Oslo süreci derinleşirken, KCK operasyonlarına başladılar. Bir zafer kazandığını iddia edemeyecek durumda olsun diye. AKP’yi zora sokan en önemli engellerden biri buydu. Kürt siyasi hareketi buna doğru bir yanıt bulamadı. Kürt siyasi hareketi, bir savunma hareketi değildir. İlk yıllarda öyle olabilir. Ama Ortadoğu’da siyasi gelişmeleri etkileme gücüne sahip bir siyasi aktördür” sözleriyle konuşmasını bitirdi.

Asıl Hedef Tasfiye
Son olarak söz alan Gülten Kışanak, “Oslo’ya bakıp, devlet bu yolu tercih etmiştir demek kolaycılıktır.. Görüşmeler sürerken, askeri operasyonlar durmadı, görülmedik oranda siyasi operasyonlar başlatıldı. Asıl hedef tasfiyeyi gerçekleştirmek. 3 yıl boyunca en yoğun baskı sürecini yaşadık. (…) Gerçek anlamda barış nedir? Kürtlerin bir halk olarak kabul edilmesi, tüm haklarının teslim edilmesi. Bize bir yanılsamayla, barışı PKK’nin silahlı güçlerinin tasfiye edilmesi olarak kabul ettirmeye çalışıyor. Sorunun kaynağını tartışmak istemiyor, muhatap almak istemiyor, kiminle konuşacağını tayin etmeye çalışıyor. Muhatap aramıyorlar kendilerine yedeklenecek kişi ve güçler arıyorlar. Arayışların gerçek anlamda barışa yöneldiğini söyleyemeyiz. Aslolan, daha fazla eylem yapmak, sokakta olmak, daha fazla direnmek!” dedi.

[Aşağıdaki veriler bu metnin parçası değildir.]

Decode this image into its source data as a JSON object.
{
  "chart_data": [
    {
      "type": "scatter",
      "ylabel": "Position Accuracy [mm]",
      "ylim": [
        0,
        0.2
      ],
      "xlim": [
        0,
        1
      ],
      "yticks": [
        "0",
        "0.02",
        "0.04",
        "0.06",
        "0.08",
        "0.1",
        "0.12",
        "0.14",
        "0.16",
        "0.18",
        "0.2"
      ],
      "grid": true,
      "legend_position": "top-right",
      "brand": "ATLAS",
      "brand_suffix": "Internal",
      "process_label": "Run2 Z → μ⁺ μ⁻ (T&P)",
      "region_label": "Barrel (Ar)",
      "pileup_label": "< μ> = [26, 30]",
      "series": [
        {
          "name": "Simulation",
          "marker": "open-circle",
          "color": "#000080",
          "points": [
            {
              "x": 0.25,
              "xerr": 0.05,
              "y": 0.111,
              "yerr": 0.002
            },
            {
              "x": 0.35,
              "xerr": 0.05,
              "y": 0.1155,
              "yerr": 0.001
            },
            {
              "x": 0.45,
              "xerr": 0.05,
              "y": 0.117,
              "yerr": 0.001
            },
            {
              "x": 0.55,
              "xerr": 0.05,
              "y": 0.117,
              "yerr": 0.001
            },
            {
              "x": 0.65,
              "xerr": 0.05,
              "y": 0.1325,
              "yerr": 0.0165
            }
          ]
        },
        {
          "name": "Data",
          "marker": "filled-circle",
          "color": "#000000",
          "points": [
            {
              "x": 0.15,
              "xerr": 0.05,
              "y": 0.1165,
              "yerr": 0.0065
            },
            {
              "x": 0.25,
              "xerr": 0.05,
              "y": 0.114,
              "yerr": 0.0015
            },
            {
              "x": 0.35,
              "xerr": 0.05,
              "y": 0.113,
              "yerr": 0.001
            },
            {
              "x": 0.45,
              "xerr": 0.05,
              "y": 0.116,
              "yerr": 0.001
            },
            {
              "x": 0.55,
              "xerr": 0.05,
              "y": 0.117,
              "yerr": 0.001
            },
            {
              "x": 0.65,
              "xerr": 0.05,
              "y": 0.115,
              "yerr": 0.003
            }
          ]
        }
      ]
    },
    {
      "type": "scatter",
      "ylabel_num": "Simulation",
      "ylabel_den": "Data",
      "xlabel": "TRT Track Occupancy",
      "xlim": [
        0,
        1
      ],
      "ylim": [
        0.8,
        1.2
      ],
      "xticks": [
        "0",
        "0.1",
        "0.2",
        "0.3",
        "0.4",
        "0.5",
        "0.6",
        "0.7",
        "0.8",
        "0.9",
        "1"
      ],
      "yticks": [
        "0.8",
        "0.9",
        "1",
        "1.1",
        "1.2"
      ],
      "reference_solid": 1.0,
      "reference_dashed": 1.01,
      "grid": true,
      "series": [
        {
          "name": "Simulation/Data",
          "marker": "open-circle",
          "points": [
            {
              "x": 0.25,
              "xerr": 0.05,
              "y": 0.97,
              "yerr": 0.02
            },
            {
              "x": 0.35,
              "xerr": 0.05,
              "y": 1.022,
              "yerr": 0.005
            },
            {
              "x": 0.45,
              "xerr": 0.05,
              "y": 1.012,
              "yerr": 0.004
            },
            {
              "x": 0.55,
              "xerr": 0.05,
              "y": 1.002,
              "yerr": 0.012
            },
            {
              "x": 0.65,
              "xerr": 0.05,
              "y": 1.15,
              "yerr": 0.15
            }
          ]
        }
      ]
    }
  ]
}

Açık ve net olunmalı, yoksa yedeğine düşülür

Sözlü soru sorma şansının olmadığı etkinlikte, sorular yazılı olarak alındı. Cengiz Çandar, “Erdoğan’ı övmekten ne zaman vazgeçeceksiniz?” sorusuna, “Haksiz bir soru. Bütün ömrümü haksızlığa karşı mücadele ederek geçirdim. KCK tutuklamalarına başından beri karşı çıktım. TRT Ses, seçmeli ders vs. bazı gelişmeler oldu. Buna benzer Kürt haklarını gündeme getirdim ve hep getiriyorum. Bu yüzden Başbakanla aram açıldı” diyerek, yine tribünlere oynadı.

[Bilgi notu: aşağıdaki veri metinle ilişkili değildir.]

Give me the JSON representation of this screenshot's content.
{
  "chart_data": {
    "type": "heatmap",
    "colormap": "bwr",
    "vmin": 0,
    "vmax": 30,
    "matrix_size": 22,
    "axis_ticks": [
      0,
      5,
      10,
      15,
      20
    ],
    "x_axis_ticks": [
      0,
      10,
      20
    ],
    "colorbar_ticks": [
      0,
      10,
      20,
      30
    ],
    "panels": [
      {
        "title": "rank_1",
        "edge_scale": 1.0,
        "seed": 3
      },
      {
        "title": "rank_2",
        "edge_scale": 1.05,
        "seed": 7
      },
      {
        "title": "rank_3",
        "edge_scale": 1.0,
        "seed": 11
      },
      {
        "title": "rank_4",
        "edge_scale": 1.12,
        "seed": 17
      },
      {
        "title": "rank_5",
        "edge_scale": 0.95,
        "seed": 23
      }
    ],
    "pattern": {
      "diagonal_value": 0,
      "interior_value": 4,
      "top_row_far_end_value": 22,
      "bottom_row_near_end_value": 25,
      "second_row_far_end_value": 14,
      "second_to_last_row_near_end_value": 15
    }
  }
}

Gülten Kışanak, “Bu devletten ne medet umuyorsunuz?” sorusuna, “Medet ummuyoruz. Kazanıyoruz. Kalleş bir iktidarla karşı karşıyayız. Punduna getirirsek, sırtını yere getiririz hesabında bir iktidar. Arkasındaki oy gücünü kullanarak, herkesi kendine yedeklemeye çalışan bir siyaset. (…) TRT Ses, seçmeli ders vb.nı AKP’nin mucizesi olarak algılamamak gerekir. 30 yıllık bir süreç yaşandı. AKP su anda palyatif rötuşlar yapıyor. Buna karşı açık ve net olunmalıdır. Yoksa yedeğine düşülür” yanıtını verdi.

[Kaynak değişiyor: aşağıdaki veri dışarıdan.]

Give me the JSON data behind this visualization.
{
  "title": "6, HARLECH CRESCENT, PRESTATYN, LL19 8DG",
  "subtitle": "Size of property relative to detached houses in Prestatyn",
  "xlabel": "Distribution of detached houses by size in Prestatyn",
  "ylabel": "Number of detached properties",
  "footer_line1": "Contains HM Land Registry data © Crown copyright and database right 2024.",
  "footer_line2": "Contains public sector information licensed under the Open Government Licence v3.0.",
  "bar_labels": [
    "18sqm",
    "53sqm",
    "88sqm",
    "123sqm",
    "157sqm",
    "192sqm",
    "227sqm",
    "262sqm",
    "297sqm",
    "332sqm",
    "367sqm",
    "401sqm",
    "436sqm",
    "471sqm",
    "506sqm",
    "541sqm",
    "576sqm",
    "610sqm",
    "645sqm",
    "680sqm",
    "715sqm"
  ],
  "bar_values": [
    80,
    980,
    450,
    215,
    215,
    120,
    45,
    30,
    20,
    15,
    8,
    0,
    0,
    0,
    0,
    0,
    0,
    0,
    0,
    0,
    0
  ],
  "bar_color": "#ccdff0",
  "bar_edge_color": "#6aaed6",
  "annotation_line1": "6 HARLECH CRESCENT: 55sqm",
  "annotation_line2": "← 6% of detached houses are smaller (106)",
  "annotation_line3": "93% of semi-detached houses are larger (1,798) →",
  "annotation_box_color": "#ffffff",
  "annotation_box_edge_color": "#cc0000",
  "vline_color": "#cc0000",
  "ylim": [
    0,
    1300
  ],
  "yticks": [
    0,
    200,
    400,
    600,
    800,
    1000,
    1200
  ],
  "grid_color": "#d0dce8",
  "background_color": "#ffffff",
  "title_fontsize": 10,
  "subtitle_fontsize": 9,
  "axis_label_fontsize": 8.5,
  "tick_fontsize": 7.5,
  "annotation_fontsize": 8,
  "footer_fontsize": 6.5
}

Mülksüzlerin, Yoksulların Mücadelesi

Yaşanacak Dünya’nın “İşçi-emekçi hareketine yönelecek mısınız? THY grevinin yasaklanması, KESK’teki son tutuklamalar, kiralık işçi büroları vb. konusunda bir şey yapacak mısınız? Genel Grev’e yaklaşımınız nedir?” sorularına, Gülten Kışanak, “Bu apayrı uzun bir tartışma konusu. Emek mücadelesi, sadece sendikal mücadeleye hapsedilmeye çalışıldı. Geniş toplumsal zeminlere açılmalı. Çalışanların haklarına hapseden bir ufuk darlığı asılmalı. Çalışanların yarısı kayıt dışı. Sendikalaşma oranı yüzde 5.9. Sarı sendikacılık iktidara yedeklendi. Emek sarsıcı bir etki yaratabilecek bir gücümüz yok. Mulksuzlerin, yoksulların tamamının mücadelesi olarak görüp genişletilmeli. Kürt sorunu, can yakıcı boyutuyla birinci sıraya çıkıyor” yanıtını verdi. Dört saat süren panel saat 22.30‘da sona erdi.